Deep Detection Dreams: Enhancing Visualization Tools for Single Stage Object Detectors

Authors: Christian Limberg, Augustin Harter, Andrew Melnik, Helge Ritter, Helmut Prendinger

Abstract

This article introduces the DeepDream approach for object detection, which allows us to visualize how objects are represented in single stage object detector networks like YOLO. Such networks work by predicting objects for thousands of fixed image positions in parallel which makes them even more opaque compared to classification CNNs. While there has been much work on feature visualization for classification, this study examines how visualization methods can deal with the multitude of possible object positions in detection tasks and investigates the necessary adaptions of the DeepDream method. Our experiments suggest that YOLO detects objects relative to the scene composition. YOLO does not only recognize single objects but it also has a clear representation of scene context, object sub-types, positions, and orientations. We visualize our findings with interactive, web-based demo applications, which are available on our webpage. This research broadens the understanding of how objects are represented in object detection networks.

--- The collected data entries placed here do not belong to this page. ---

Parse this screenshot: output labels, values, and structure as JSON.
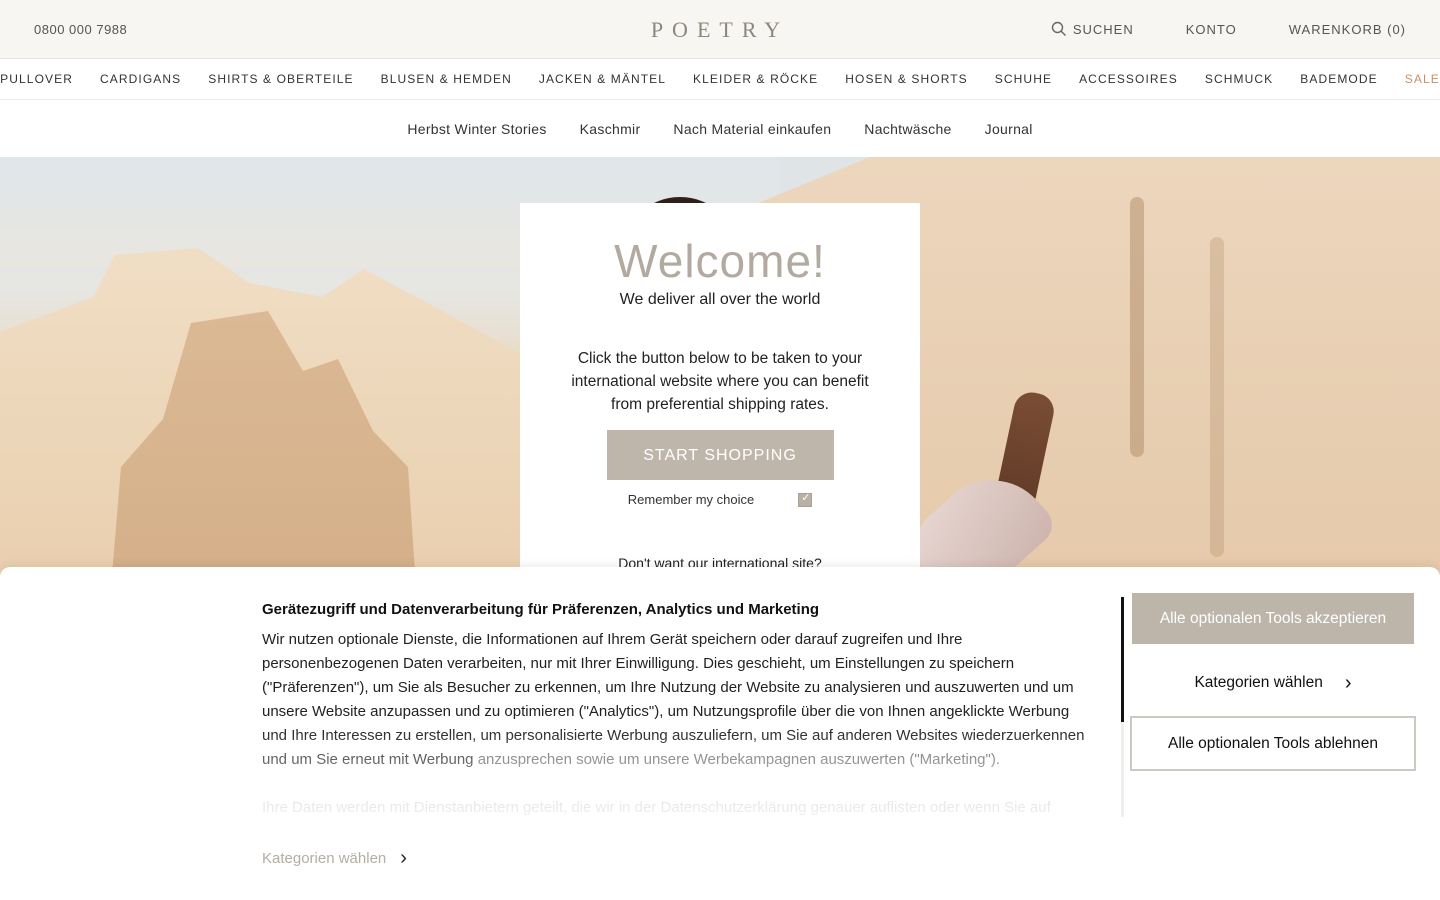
{
  "header": {
    "phone": "0800 000 7988",
    "logo": "POETRY",
    "search_label": "SUCHEN",
    "account_label": "KONTO",
    "cart_label": "WARENKORB (0)"
  },
  "nav_primary": [
    "PULLOVER",
    "CARDIGANS",
    "SHIRTS & OBERTEILE",
    "BLUSEN & HEMDEN",
    "JACKEN & MÄNTEL",
    "KLEIDER & RÖCKE",
    "HOSEN & SHORTS",
    "SCHUHE",
    "ACCESSOIRES",
    "SCHMUCK",
    "BADEMODE",
    "SALE"
  ],
  "nav_secondary": [
    "Herbst Winter Stories",
    "Kaschmir",
    "Nach Material einkaufen",
    "Nachtwäsche",
    "Journal"
  ],
  "modal": {
    "title": "Welcome!",
    "subtitle": "We deliver all over the world",
    "description": "Click the button below to be taken to your international website where you can benefit from preferential shipping rates.",
    "button": "START SHOPPING",
    "remember_label": "Remember my choice",
    "remember_checked": true,
    "decline_text": "Don't want our international site?"
  },
  "cookie": {
    "title": "Gerätezugriff und Datenverarbeitung für Präferenzen, Analytics und Marketing",
    "body_main": "Wir nutzen optionale Dienste, die Informationen auf Ihrem Gerät speichern oder darauf zugreifen und Ihre personenbezogenen Daten verarbeiten, nur mit Ihrer Einwilligung. Dies geschieht, um Einstellungen zu speichern (\"Präferenzen\"), um Sie als Besucher zu erkennen, um Ihre Nutzung der Website zu analysieren und auszuwerten und um unsere Website anzupassen und zu optimieren (\"Analytics\"), um Nutzungsprofile über die von Ihnen angeklickte Werbung und Ihre Interessen zu erstellen, um personalisierte Werbung auszuliefern, um Sie auf anderen Websites wiederzuerkennen und um Sie erneut mit Werbung",
    "body_faded": "anzusprechen sowie um unsere Werbekampagnen auszuwerten (\"Marketing\").",
    "body_more": "Ihre Daten werden mit Dienstanbietern geteilt, die wir in der Datenschutzerklärung genauer auflisten oder wenn Sie auf",
    "link_label": "Kategorien wählen",
    "accept_button": "Alle optionalen Tools akzeptieren",
    "categories_button": "Kategorien wählen",
    "decline_button": "Alle optionalen Tools ablehnen"
  },
  "colors": {
    "accent_beige": "#bdb5aa",
    "sale": "#c79264",
    "logo": "#8d877d"
  }
}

Figure 1: YOLOs Intermediate Grid Cell Detections

With our interactive visualization, you can explore the three different output grids of the YOLO network for multiple images. The YOLO architecture incorporates three distinct pathways to identify objects of varying sizes. The recognition heads are situated within 2D grids of different resolutions. Each grid element estimates the x- and y-position, width, height, confidence value, and probability vector of an underlying object (if there is any). The predicted class and confidence value are labeled on the bounding boxes. Object proposals with high confidence are highlighted in blue. By the top bars, the pathway and the input image to be visualized can be selected. By hovering over the figure, the respective grid cell and the detected bounding box of the most certain anchor box is visualized.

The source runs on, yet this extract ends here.